It's funny, really. In all my years of writing, the question I'm asked most frequently is the one I have the toughest time answering. What, you may wonder, is the question that so flummoxes me, sending me into fits of stammering, backtracking, and other assorted idiocy?
"What's it about?"
Sure, it seems benign enough. Hell, I imagine most of the time the person asking is just trying to be polite. After all, if I can't manage a couple of coherent sentences describing my book/short story/manifesto, how good could said book/short story/manifesto really be? But I've botched the answer so many times now that I've come up with a brief, descriptive sentence that does the job but bears little resemblance to what I think the work in question is actually about, just to have something to say that doesn't make whoever asked hide the paste and take away my big-boy scissors. In the case of my novel, that faux-descriptive sentence is as follows:
It's about the murder of a lower-class girl in an affluent small-town community on the coast of Maine.
Every time I say it, though, I'm thinking, "You idiot! That's not at all what it's about! It's about classism and corruption in small-town America! It's about exorcising the demons of your past and reconciling who you are with who you thought you'd be! It's about greed and ambition and the price we pay for timidity and apathy in the face of it! It's about pie!" Okay, maybe not that last one, but you get the point. The thing is, though, you can't say any of that, because when you do, whoever you're talking to glazes over and you can practically hear them thinking, "Oh, it's one of those books."
It's not, though. I have neither illusions nor ambitions about writing an Important Novel. I rarely read Important Novels, and when I do, they're typically genre fiction that, by virtue of quality and age, has been retroactively dubbed Important.
I do believe, though, that the best genre fiction has resonance. Romero's Dead cycle is about zombies, sure, but it's also about racism, classism, and consumerism. Hammett's Red Harvest rails against the corrupting force of power. Tolkien's Rings was about found family and finding humanity in the smaller moments, amongst other things.

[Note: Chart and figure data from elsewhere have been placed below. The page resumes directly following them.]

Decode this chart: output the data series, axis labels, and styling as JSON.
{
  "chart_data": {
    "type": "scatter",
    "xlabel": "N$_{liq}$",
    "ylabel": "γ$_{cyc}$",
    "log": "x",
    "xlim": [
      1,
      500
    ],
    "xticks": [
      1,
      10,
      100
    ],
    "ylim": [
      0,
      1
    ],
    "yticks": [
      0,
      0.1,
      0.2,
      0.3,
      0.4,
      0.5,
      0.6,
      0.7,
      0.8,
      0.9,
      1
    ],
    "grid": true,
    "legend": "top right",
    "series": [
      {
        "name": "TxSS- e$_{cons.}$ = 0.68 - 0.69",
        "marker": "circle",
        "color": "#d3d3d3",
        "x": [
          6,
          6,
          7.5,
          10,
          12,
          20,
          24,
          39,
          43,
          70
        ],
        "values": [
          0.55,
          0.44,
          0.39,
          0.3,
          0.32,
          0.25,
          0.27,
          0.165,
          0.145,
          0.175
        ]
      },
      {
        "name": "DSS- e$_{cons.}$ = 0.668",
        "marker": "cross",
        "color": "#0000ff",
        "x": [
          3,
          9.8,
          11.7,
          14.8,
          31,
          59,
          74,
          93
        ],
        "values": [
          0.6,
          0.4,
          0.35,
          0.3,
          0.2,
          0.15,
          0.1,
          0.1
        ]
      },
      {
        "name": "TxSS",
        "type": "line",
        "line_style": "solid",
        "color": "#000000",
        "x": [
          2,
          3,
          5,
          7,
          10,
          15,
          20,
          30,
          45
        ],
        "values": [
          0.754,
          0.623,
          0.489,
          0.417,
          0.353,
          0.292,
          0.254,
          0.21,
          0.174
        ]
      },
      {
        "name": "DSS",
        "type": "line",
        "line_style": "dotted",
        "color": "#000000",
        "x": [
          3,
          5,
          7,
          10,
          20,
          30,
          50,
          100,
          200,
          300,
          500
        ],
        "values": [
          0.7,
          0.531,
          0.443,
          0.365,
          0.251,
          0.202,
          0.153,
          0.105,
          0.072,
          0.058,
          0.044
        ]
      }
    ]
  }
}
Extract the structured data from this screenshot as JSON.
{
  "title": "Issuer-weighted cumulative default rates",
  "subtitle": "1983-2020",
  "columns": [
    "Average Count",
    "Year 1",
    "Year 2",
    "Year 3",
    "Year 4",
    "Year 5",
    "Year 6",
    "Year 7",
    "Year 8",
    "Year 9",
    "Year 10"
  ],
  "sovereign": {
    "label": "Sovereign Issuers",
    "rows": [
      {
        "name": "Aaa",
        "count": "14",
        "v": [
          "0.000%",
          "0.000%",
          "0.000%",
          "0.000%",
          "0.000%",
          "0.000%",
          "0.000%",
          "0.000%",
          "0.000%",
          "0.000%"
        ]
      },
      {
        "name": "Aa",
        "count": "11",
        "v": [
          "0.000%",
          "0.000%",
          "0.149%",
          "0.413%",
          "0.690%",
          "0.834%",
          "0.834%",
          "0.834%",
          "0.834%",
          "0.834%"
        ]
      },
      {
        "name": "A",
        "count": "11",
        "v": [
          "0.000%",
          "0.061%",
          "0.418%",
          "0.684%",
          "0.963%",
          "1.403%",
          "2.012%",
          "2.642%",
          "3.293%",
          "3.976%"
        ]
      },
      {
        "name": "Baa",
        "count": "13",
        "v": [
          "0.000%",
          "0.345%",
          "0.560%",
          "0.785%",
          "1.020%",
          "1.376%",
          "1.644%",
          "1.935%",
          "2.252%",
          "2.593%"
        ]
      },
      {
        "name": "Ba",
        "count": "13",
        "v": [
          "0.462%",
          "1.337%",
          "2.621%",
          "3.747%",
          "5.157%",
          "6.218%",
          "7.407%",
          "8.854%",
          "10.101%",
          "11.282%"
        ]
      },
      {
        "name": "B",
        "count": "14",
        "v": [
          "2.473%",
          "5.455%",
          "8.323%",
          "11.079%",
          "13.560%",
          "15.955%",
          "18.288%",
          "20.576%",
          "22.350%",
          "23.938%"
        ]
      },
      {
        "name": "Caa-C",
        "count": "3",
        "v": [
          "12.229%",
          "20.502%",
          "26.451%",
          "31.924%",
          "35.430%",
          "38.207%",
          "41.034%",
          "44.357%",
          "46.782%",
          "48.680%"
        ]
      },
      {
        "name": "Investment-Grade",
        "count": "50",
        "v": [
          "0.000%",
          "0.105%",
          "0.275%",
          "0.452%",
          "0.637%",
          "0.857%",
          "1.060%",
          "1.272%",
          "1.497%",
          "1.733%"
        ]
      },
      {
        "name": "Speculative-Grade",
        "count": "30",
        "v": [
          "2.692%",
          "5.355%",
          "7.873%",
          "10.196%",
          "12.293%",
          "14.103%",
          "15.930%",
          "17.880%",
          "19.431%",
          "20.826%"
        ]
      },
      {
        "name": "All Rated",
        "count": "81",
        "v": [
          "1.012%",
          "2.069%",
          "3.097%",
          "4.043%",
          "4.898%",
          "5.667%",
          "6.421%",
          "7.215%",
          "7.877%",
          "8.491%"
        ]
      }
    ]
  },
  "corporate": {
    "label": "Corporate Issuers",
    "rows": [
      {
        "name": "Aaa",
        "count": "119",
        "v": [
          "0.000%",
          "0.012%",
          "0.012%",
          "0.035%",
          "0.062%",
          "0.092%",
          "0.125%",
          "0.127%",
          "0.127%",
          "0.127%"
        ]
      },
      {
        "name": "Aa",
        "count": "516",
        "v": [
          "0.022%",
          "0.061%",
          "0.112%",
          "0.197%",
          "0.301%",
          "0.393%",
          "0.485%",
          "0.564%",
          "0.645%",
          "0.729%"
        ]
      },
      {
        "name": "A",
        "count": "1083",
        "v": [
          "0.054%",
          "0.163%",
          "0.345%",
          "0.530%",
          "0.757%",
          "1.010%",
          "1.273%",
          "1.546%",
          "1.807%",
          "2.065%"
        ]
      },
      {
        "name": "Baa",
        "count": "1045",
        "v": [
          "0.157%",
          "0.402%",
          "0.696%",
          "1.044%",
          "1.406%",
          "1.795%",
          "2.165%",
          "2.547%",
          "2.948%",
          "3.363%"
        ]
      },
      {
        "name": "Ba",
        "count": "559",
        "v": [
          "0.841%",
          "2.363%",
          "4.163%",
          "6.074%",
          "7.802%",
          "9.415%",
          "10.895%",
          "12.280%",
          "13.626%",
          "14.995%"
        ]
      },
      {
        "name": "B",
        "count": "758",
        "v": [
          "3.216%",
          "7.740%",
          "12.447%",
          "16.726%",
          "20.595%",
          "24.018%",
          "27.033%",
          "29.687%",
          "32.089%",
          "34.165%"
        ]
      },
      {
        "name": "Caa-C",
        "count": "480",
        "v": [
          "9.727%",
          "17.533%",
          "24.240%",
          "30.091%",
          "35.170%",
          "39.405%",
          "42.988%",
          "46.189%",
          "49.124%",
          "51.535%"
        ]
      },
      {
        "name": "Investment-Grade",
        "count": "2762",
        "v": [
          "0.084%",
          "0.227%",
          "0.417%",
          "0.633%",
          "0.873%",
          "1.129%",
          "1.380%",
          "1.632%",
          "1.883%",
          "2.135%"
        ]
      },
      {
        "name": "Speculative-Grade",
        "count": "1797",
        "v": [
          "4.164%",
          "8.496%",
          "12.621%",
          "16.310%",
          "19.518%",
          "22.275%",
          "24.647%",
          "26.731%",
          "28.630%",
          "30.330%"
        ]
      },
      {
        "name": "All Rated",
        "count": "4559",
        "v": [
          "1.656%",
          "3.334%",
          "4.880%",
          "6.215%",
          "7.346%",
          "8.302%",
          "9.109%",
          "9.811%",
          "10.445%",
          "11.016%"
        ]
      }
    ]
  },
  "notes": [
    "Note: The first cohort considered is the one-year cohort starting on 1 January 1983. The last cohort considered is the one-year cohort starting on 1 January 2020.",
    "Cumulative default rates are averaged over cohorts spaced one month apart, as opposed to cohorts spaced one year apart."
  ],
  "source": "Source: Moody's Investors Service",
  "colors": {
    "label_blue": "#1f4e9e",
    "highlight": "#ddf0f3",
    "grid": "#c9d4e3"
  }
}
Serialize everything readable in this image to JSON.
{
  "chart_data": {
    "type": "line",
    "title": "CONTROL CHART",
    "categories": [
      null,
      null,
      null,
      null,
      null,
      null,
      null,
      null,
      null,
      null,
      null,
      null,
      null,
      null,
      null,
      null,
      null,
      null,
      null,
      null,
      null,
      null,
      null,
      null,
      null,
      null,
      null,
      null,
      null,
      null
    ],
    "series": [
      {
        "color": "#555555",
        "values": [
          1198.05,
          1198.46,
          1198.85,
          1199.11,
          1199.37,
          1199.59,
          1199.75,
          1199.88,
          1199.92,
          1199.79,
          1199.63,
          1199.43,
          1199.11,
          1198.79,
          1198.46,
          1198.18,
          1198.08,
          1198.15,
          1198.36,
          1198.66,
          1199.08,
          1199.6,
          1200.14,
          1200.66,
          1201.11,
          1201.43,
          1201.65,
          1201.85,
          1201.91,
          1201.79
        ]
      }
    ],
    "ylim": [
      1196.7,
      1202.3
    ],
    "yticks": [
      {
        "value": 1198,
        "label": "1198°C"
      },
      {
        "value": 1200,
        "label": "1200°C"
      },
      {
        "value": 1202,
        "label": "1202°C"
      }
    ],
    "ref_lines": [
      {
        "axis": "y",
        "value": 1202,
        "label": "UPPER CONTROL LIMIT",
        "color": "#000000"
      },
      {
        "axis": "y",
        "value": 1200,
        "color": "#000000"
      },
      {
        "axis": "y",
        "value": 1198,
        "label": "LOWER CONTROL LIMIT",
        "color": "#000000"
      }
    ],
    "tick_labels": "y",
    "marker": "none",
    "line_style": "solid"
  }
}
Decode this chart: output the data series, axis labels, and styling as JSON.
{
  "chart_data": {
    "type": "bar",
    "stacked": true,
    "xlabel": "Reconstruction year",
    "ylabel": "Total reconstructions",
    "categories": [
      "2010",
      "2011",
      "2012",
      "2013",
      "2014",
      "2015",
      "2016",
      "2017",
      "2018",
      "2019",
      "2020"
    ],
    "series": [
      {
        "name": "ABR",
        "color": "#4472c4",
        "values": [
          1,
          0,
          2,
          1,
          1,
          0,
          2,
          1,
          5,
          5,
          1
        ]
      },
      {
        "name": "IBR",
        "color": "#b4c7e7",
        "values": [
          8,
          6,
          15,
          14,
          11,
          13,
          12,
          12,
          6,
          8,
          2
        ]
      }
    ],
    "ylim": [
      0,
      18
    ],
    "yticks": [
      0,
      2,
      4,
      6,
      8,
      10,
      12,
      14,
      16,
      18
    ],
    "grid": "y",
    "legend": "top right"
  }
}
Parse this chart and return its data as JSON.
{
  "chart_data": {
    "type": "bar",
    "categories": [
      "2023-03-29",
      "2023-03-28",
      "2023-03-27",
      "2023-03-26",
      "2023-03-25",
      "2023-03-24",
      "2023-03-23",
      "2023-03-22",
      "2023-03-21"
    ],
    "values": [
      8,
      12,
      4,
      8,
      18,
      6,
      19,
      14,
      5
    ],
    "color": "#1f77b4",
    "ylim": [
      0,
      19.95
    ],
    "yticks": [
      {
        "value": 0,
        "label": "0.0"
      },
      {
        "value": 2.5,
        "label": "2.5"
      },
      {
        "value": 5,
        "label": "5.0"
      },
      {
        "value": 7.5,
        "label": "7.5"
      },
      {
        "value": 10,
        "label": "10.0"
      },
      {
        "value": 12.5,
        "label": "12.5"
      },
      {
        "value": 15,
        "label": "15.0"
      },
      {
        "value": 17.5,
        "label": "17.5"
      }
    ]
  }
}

I'm not talking highfalutin-"Ahab's pursuit of the great white whale represents Man's doomed devotion to monomaniacal monotheism"-type symbolism, here. I'm talking about that certain something that makes you relate to a survivor in a post-apocalyptic zombie wasteland, an honest man in a corrupt, mob-run burg, or a short, hairy-footed wanderer headed for Mordor. Often, it just happens, which for me is how it ought to be. I think that if you focus too much on theme, the story tends to get lost along the way. But once a story is finished, it's often more about those moments that really resonate than it is about connecting the dots of the plot.
Yesterday, I finished a story that's been plaguing me for weeks. It's called The World Behind, and it's about a boy who befriends a homeless man in Richmond in the summer of 1986. It's also about the lies we tell, and the consequences that befall us when those lies are cast aside. Of course, I didn't know that when I started it -- it just kind of ended up that way. And really, I wouldn't have it any other way.